Now, sans plumbing, the two are joining forces for “Assembly Required,” a 10-part reality competition that pits builder against builder, repurposing household items.
It’s “Tool Time,” you might say, for experts.
Because the coronavirus pandemic didn’t allow contestants to gather at a studio, they had to work from home. Allen and Karn, meanwhile, Zoomed in.
“You realize the ability to access the outside world is not as easy for everybody,” Karn says. “We, on some level, had to wait a while to make sure that the Wi-Fi and cameras were feeding us back all the information.” Something that might look good on camera didn’t necessarily translate on screen.
Not so the Allen/Karn relationship. When they started “Home Improvement,” “our relationship kind of happened before we knew what it was,” Karn says. “We took our cues from audience reaction to us, but we didn’t know there was anything really outstanding about how we’re playing off each other.” Writers followed their lead and a television team was born.

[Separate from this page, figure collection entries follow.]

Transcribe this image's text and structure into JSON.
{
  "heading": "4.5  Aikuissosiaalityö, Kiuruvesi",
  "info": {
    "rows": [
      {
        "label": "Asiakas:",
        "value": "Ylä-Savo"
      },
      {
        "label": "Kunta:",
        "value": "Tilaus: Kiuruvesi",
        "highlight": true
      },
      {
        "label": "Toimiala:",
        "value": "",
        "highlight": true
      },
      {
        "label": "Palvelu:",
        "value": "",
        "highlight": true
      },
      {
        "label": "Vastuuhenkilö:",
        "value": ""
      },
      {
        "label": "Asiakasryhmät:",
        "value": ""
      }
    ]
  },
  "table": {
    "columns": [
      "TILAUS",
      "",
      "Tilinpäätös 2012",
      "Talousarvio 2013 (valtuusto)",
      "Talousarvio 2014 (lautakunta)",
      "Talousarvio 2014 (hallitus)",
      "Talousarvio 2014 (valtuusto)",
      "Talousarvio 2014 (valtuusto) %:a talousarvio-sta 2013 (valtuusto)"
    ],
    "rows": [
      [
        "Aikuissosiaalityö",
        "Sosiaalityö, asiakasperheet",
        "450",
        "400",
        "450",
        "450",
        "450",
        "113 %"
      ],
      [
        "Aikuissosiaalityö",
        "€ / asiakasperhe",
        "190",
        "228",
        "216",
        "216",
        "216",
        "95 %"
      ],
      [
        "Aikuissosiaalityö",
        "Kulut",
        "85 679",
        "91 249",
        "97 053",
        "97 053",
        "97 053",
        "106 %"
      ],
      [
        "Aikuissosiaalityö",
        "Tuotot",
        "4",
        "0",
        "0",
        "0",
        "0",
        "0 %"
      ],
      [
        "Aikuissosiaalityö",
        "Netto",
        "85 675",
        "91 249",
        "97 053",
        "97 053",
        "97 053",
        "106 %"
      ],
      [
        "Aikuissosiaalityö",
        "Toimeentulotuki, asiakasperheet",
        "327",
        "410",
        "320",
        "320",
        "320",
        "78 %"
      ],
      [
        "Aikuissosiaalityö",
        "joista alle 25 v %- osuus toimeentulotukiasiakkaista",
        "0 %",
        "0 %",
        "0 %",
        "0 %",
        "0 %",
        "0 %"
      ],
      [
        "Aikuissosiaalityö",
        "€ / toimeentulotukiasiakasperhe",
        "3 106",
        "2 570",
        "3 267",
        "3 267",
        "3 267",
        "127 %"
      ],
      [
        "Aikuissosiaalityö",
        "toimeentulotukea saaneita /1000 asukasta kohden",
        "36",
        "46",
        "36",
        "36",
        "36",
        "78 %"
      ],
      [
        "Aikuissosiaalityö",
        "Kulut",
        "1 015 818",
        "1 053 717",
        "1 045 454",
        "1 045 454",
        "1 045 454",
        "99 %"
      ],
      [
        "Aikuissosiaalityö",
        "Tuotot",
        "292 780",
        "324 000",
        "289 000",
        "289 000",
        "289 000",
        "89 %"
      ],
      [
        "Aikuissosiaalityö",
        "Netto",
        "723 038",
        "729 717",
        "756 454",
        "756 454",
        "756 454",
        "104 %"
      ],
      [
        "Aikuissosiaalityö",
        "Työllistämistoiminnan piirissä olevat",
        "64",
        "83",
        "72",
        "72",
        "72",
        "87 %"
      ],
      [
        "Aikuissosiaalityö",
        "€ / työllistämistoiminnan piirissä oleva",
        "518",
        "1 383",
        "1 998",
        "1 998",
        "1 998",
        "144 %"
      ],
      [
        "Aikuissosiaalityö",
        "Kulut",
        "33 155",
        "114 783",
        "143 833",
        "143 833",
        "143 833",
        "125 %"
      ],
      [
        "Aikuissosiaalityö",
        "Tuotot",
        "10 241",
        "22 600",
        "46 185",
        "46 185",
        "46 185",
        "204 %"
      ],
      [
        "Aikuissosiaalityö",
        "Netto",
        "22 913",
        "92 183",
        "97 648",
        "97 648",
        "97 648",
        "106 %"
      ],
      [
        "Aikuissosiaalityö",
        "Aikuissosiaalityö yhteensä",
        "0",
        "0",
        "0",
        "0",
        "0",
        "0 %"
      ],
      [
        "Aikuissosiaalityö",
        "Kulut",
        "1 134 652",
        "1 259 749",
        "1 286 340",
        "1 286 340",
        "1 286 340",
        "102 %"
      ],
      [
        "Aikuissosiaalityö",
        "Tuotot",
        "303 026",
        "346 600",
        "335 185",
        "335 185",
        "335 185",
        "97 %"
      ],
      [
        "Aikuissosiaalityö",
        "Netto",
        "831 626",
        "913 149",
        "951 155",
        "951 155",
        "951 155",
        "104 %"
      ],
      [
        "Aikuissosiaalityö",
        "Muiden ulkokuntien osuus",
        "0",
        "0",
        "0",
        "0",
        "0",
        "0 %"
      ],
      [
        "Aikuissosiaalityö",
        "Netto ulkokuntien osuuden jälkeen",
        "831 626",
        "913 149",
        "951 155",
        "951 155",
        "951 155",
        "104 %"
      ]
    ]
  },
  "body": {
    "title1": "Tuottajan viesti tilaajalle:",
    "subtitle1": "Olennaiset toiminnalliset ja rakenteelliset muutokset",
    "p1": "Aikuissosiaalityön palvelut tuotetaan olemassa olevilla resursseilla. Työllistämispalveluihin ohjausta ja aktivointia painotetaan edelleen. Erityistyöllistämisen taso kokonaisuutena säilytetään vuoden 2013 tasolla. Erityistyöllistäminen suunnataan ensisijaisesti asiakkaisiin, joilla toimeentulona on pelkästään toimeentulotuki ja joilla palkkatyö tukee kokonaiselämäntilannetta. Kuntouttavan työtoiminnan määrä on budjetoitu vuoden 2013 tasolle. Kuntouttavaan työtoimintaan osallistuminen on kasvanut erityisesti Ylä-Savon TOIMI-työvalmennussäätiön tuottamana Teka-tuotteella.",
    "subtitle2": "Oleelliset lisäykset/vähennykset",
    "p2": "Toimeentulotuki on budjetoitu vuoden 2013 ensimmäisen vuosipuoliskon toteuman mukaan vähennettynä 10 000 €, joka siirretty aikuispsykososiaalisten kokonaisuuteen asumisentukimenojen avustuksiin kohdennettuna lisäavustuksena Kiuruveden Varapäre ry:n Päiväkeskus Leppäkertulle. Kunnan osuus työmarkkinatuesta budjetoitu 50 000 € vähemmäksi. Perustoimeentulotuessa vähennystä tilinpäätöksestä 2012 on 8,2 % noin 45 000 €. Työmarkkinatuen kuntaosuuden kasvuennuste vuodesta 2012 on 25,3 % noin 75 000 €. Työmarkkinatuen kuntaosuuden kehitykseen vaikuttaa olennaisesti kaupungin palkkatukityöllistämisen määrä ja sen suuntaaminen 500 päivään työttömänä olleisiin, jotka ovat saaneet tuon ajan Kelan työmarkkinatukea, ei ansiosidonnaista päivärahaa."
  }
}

Now, they’re able to slide into those roles for “Assembly Required.”
Allen says he’s not comfortable doing Zoom hosting. Karn, however, was a “consummate professional.”
“We’re on freakin’ camera for nine hours and it was the most unusual experience,” Allen says. “But Mr. Drama here was able to bring it back down and be exactly like we were in ‘Tool Time.’ It’s amazing how this is an expansion of that relationship.”
Helping explain builds: Expert April Wilkerson who, yes, watched “Home Improvement” but was more interested in Allen’s TV son Jonathan Taylor Thomas. The “Tool Time” girls were fine, she says, but “it’s really cool that shows these days are incorporating women to be more than just beautiful. Having the opportunity to also put some of my knowledge out there as a teaching resource I think is really cool.”
At his home shop, Allen restores cars, most recently a 1966 Corvette. “We’ve been working in my car shop from the day this pandemic started,” he says. “The auto business never really shut down and this has been a three-year build and we’re coming to the end of it.”
He was always drawn to shop class in high school because it married art and design.
“You build stuff with the artistic head in mind,” he says. “But I always loved how things were put together, primarily because my grandpa always said, ‘If you can afford quality, buy quality.’”
Karn also gained a love for construction through his family. “My dad was a builder. My grandfather was a builder. I’ve always really respected that part of our society.”
Together, the two talked about somehow converting that interest into a television series after “Home Improvement” ended.
Years passed because “there was a hesitation on my part,” Allen says. But, then, the concept for “Assembly Required” emerged and the wheels started turning.
Now, the two have found their groove and are interested in seeing how they can incorporate Zoom technology in a post-pandemic continuation of the series.
“It gives us an incredible foundation to maybe do some new and cool stuff in subsequent seasons,” says Brent Montgomery, the show’s executive producer.